Although both the USA and CSA could possibly have been drawn into Europe’s “Great War”, it is unlikely that a western nation would have been inclined to join them.
Is it even to far-fetched to speculate that the mid-western portion of the continent may have been inclined to affiliate themselves with their neighbors to the north and somehow a patchwork partitioning and joining of Canada and America could has resulted?
Part 2: An even larger country?
There is another potential configuration that the US might possibly have taken had the Confederacy won its independence. Its roots pre-date the secession and Civil War. It was spear-headed by a group known as the KNIGHTS of the GOLDEN CIRCLE.
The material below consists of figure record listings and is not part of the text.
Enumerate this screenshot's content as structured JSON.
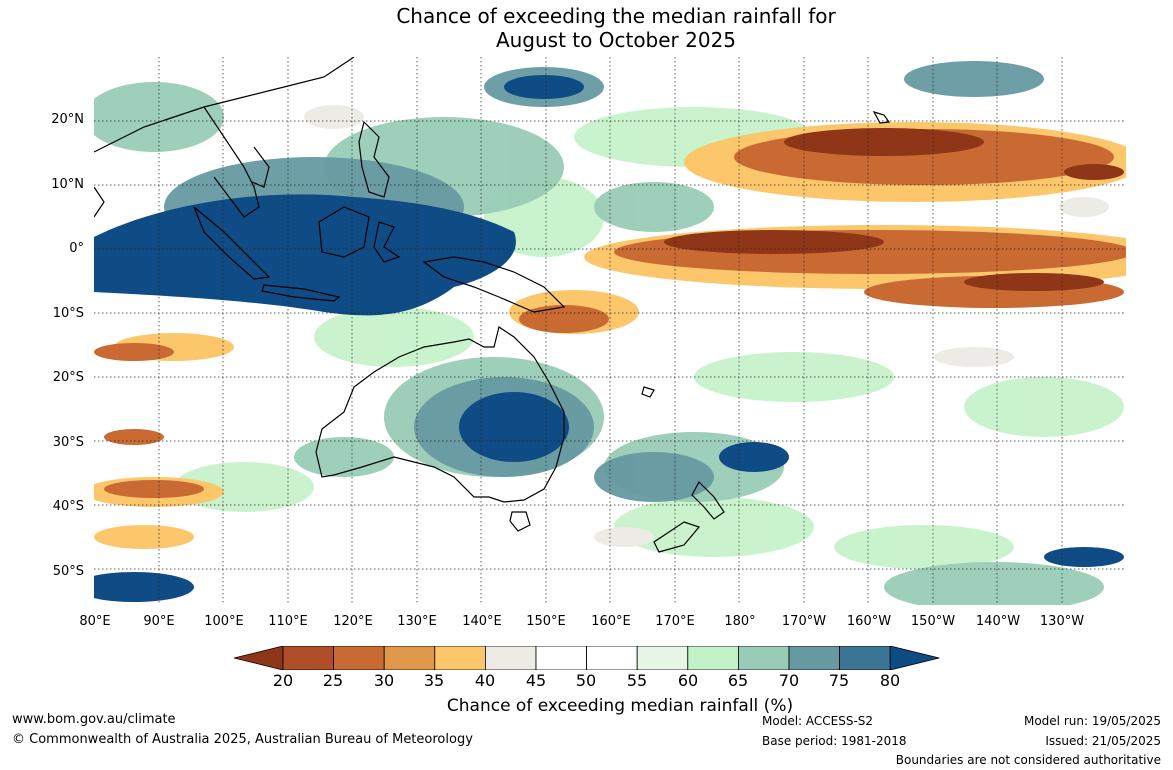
{
  "title": {
    "line1": "Chance of exceeding the median rainfall for",
    "line2": "August to October 2025"
  },
  "map": {
    "lat_labels": [
      "20°N",
      "10°N",
      "0°",
      "10°S",
      "20°S",
      "30°S",
      "40°S",
      "50°S"
    ],
    "lon_labels": [
      "80°E",
      "90°E",
      "100°E",
      "110°E",
      "120°E",
      "130°E",
      "140°E",
      "150°E",
      "160°E",
      "170°E",
      "180°",
      "170°W",
      "160°W",
      "150°W",
      "140°W",
      "130°W"
    ]
  },
  "colorbar": {
    "ticks": [
      "20",
      "25",
      "30",
      "35",
      "40",
      "45",
      "50",
      "55",
      "60",
      "65",
      "70",
      "75",
      "80"
    ],
    "colors": [
      "#8f3619",
      "#b14e2a",
      "#c96a33",
      "#e0984a",
      "#fcc76b",
      "#ecebe6",
      "#ffffff",
      "#ffffff",
      "#e6f5e6",
      "#c4f2c8",
      "#99ccb6",
      "#6699a1",
      "#3c7493",
      "#0f4b85"
    ],
    "label": "Chance of exceeding median rainfall (%)"
  },
  "footer": {
    "website": "www.bom.gov.au/climate",
    "copyright": "© Commonwealth of Australia 2025, Australian Bureau of Meteorology",
    "model": "Model: ACCESS-S2",
    "base_period": "Base period: 1981-2018",
    "model_run": "Model run: 19/05/2025",
    "issued": "Issued: 21/05/2025",
    "disclaimer": "Boundaries are not considered authoritative"
  }
}
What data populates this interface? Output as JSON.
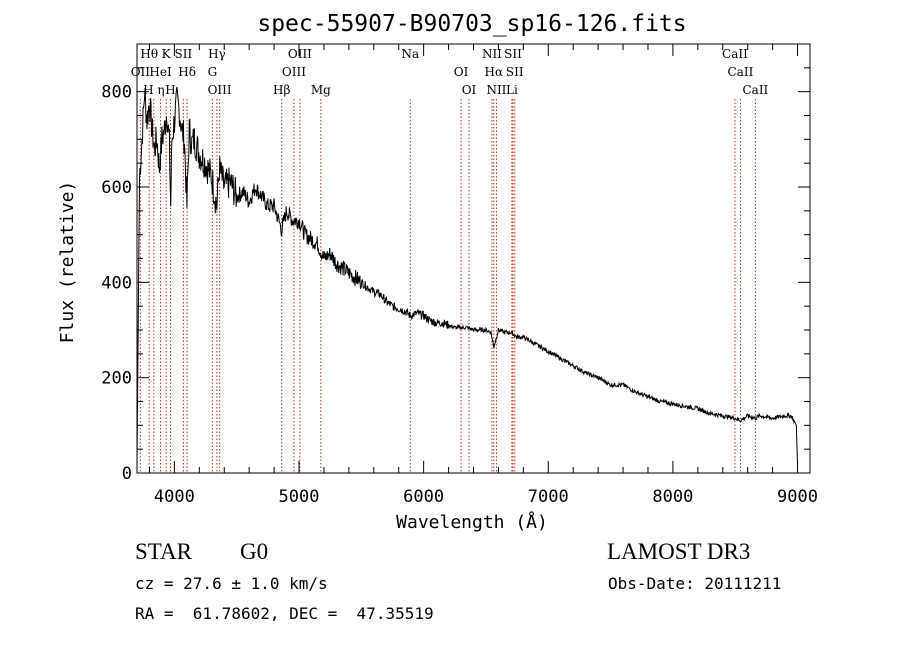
{
  "chart_data": {
    "type": "line",
    "title": "spec-55907-B90703_sp16-126.fits",
    "xlabel": "Wavelength (Å)",
    "ylabel": "Flux (relative)",
    "xlim": [
      3700,
      9100
    ],
    "ylim": [
      0,
      900
    ],
    "x_ticks": [
      4000,
      5000,
      6000,
      7000,
      8000,
      9000
    ],
    "y_ticks": [
      0,
      200,
      400,
      600,
      800
    ],
    "grid": false,
    "series": [
      {
        "name": "flux",
        "x": [
          3700,
          3720,
          3740,
          3760,
          3780,
          3800,
          3820,
          3840,
          3860,
          3880,
          3900,
          3920,
          3940,
          3960,
          3970,
          3980,
          4000,
          4020,
          4040,
          4060,
          4080,
          4100,
          4120,
          4140,
          4160,
          4200,
          4250,
          4300,
          4340,
          4360,
          4400,
          4450,
          4500,
          4550,
          4600,
          4650,
          4700,
          4750,
          4800,
          4861,
          4900,
          4950,
          5000,
          5050,
          5100,
          5150,
          5200,
          5250,
          5300,
          5350,
          5400,
          5450,
          5500,
          5550,
          5600,
          5650,
          5700,
          5750,
          5800,
          5850,
          5893,
          5950,
          6000,
          6050,
          6100,
          6150,
          6200,
          6250,
          6300,
          6350,
          6400,
          6450,
          6500,
          6540,
          6563,
          6600,
          6650,
          6700,
          6750,
          6800,
          6900,
          7000,
          7100,
          7200,
          7300,
          7400,
          7500,
          7600,
          7700,
          7800,
          7900,
          8000,
          8100,
          8200,
          8300,
          8400,
          8498,
          8542,
          8600,
          8662,
          8700,
          8800,
          8900,
          8950,
          8990,
          9000
        ],
        "y": [
          20,
          620,
          700,
          800,
          740,
          780,
          720,
          680,
          700,
          640,
          700,
          720,
          760,
          690,
          560,
          700,
          740,
          780,
          760,
          720,
          700,
          560,
          720,
          690,
          700,
          670,
          650,
          620,
          560,
          640,
          600,
          610,
          580,
          590,
          570,
          600,
          580,
          560,
          560,
          510,
          550,
          530,
          530,
          500,
          490,
          480,
          450,
          460,
          440,
          430,
          420,
          410,
          400,
          390,
          380,
          375,
          360,
          350,
          345,
          340,
          330,
          335,
          330,
          320,
          315,
          315,
          310,
          305,
          305,
          305,
          300,
          300,
          300,
          295,
          265,
          300,
          295,
          295,
          285,
          285,
          270,
          255,
          240,
          225,
          210,
          200,
          185,
          185,
          170,
          160,
          150,
          145,
          140,
          135,
          125,
          120,
          115,
          110,
          120,
          115,
          120,
          115,
          120,
          120,
          100,
          20
        ]
      }
    ],
    "lines": [
      {
        "label": "Hθ",
        "x": 3798
      },
      {
        "label": "OII",
        "x": 3727
      },
      {
        "label": "H η",
        "x": 3835
      },
      {
        "label": "K",
        "x": 3934
      },
      {
        "label": "HeI",
        "x": 3889
      },
      {
        "label": "H",
        "x": 3969
      },
      {
        "label": "SII",
        "x": 4072
      },
      {
        "label": "Hδ",
        "x": 4102
      },
      {
        "label": "OIII",
        "x": 4363
      },
      {
        "label": "Hγ",
        "x": 4341
      },
      {
        "label": "G",
        "x": 4305
      },
      {
        "label": "Hβ",
        "x": 4861
      },
      {
        "label": "OIII",
        "x": 5007
      },
      {
        "label": "OIII",
        "x": 4959
      },
      {
        "label": "Mg",
        "x": 5175
      },
      {
        "label": "Na",
        "x": 5893
      },
      {
        "label": "OI",
        "x": 6300
      },
      {
        "label": "OI",
        "x": 6364
      },
      {
        "label": "NII",
        "x": 6548
      },
      {
        "label": "Hα",
        "x": 6563
      },
      {
        "label": "NII",
        "x": 6584
      },
      {
        "label": "SII",
        "x": 6717
      },
      {
        "label": "SII",
        "x": 6731
      },
      {
        "label": "Li",
        "x": 6708
      },
      {
        "label": "CaII",
        "x": 8498
      },
      {
        "label": "CaII",
        "x": 8542
      },
      {
        "label": "CaII",
        "x": 8662
      }
    ]
  },
  "info": {
    "object_class": "STAR",
    "subclass": "G0",
    "survey": "LAMOST DR3",
    "cz": "cz = 27.6 ± 1.0 km/s",
    "obs_date": "Obs-Date: 20111211",
    "coords": "RA =  61.78602, DEC =  47.35519"
  },
  "colors": {
    "axis": "#000000",
    "spectrum": "#000000",
    "line_markers": "#c03020"
  }
}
This was a group of many of the elite of the Confederacy but had followers and sympathizers in the North as well. It had a grandiose plan to greatly expand the influence and control of the USA, southward! Beginning with the annexation of Mexico, they hoped to extend their ideas of democracy, which included slavery, down through Central America and into the northern coastal regions of South America. They also had eyes on Cuba and all of the Caribbean islands, most of whom still embraced slavery.
They referred to this southern expansion area as the GOLDEN CIRCLE. The riches they envisioned controlling across this vast area were almost unimaginable.
In 1860, as newly elected President Lincoln was making his way by train to WASHDC, there was a well-publicized conspiracy to kidnap and possibly even assassinate him as he passed through Baltimore. Many historians have implicated the KNIGHTS in this plot. With the inauguration of Lincoln, the emphasis of this group (at least temporarily) shifted to establishing the Confederate States as an independent entity. Some of the supporters of the anti-Lincoln, Peace Democrats, also known as the Copperheads, were thought to be active in the KNIGHTS.
Although somewhat disconnected geographically from the major Civil War battlefields, the KNIGHTS were quite active in Texas and the New Mexico territory. In California, Knights outfitted a schooner that they intended to use along the west coast to interdict Union commerce with the California Territory. That plot was discovered and the ship was seized before it sailed. There is a direct Gettysburg tie-in that has yet to be proven to actually be associated with or perpetrated by members of the CIRCLE. As Lee’s Army approached southern Pennsylvania, ‘southern sympathizers’ (knights?) were selling chits for $1 that were purported to protect the holder from harassment or looting by the Rebel Army. Of course, it was a scam and no one in Lee’s command was involved or even aware of such a ‘get out of jail free card’.
The organization essentially died with the demise of the Confederacy; although some hard-core supporters remained active if more secretive. Many of those involved in the 1865 assassination of Lincoln were known or thought to be Knights. Some accredit Jesse James as a member and attribute some of his exploits as attempts to further fund the CIRCLE.
In modern times, treasure hunters across the South and especially the Southwestern US still hunt for caches of gold and silver that supposedly belonged to the Confederacy and were spirited out of Richmond and buried as seed money for when the “South would rise again”.